Los medios de comunicación, por su parte, a lo de siempre. A propagar el terror obedeciendo a quienes generosamente les financian y con la chulería que se gastan incurriendo en innumerables contradicciones que alarman innecesariamente al pueblo y de las que nunca deben rendir cuentas. Los “expertos”, los mismos de la pandemia covidiana, han vuelto a salir de sus cuevas. Los titulares, igual de alarmistas, como el que llevan poniendo durante dos días en un programa de Antena3 y que reza “Virus mortal rumbo a Canarias”. Muy tranquilizador.

Es imposible tragarse las horas y horas que estos medios están dedicando a este tema, pero con ver y escuchar un poquito, ya se observan esas contradicciones.

Primero se transmitía de roedor a humano, luego, merced a una variante, de humano a humano también. Primero el contagio se producía por contacto muy estrecho con intercambio de fluidos, luego simplemente respirando, en un espacio cerrado, el aire previamente exhalado por una persona o animal contagiados. Primero la mortalidad era del 10-15%, ahora es del 40%. Y las personas que escuchan esto pues como pollos sin cabeza. Igualico, igualico que en el cuento covidiano.

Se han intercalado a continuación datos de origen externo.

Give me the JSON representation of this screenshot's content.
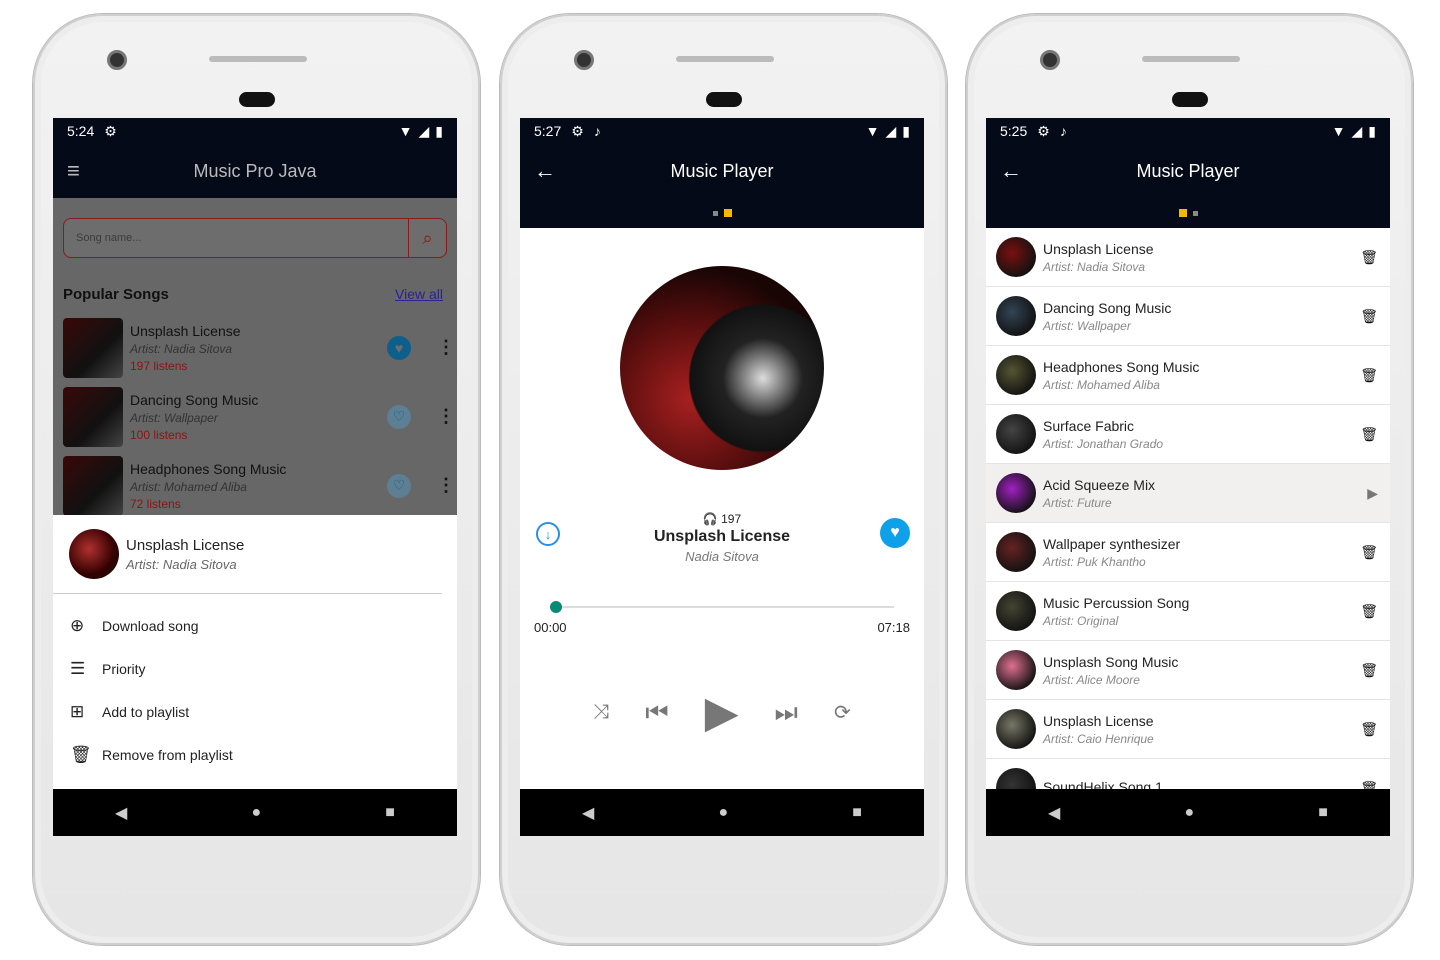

Pues bien, llegados a este punto todo parece indicar que estamos ante un nuevo intento de episodio pandémico, instigado por los poderes supranacionales de siempre y sirviéndose de sus gobiernos títeres, España entre ellos, y de la impresentable y fiel OMS.

El resultado ya lo conocemos, pues de experiencia nos debió servir lo vivido.

Si les dejamos, volverán a humillarnos, a encerrarnos, a enfermarnos, a arruinarnos y, en última instancia, a matarnos.

No lo comentemos, no mostremos preocupación alguna, no lo difundamos, no le demos importancia. Es un montaje. Si lo ignoramos, como cuando el mono, los jabalís y las gallinas, probablemente lo dejarán estar.

Y si no es así, toca desobedecer, rebelarse y hacerles frente.

Supongo que no queréis pasar otra vez por lo mismo.

Espero que así sea.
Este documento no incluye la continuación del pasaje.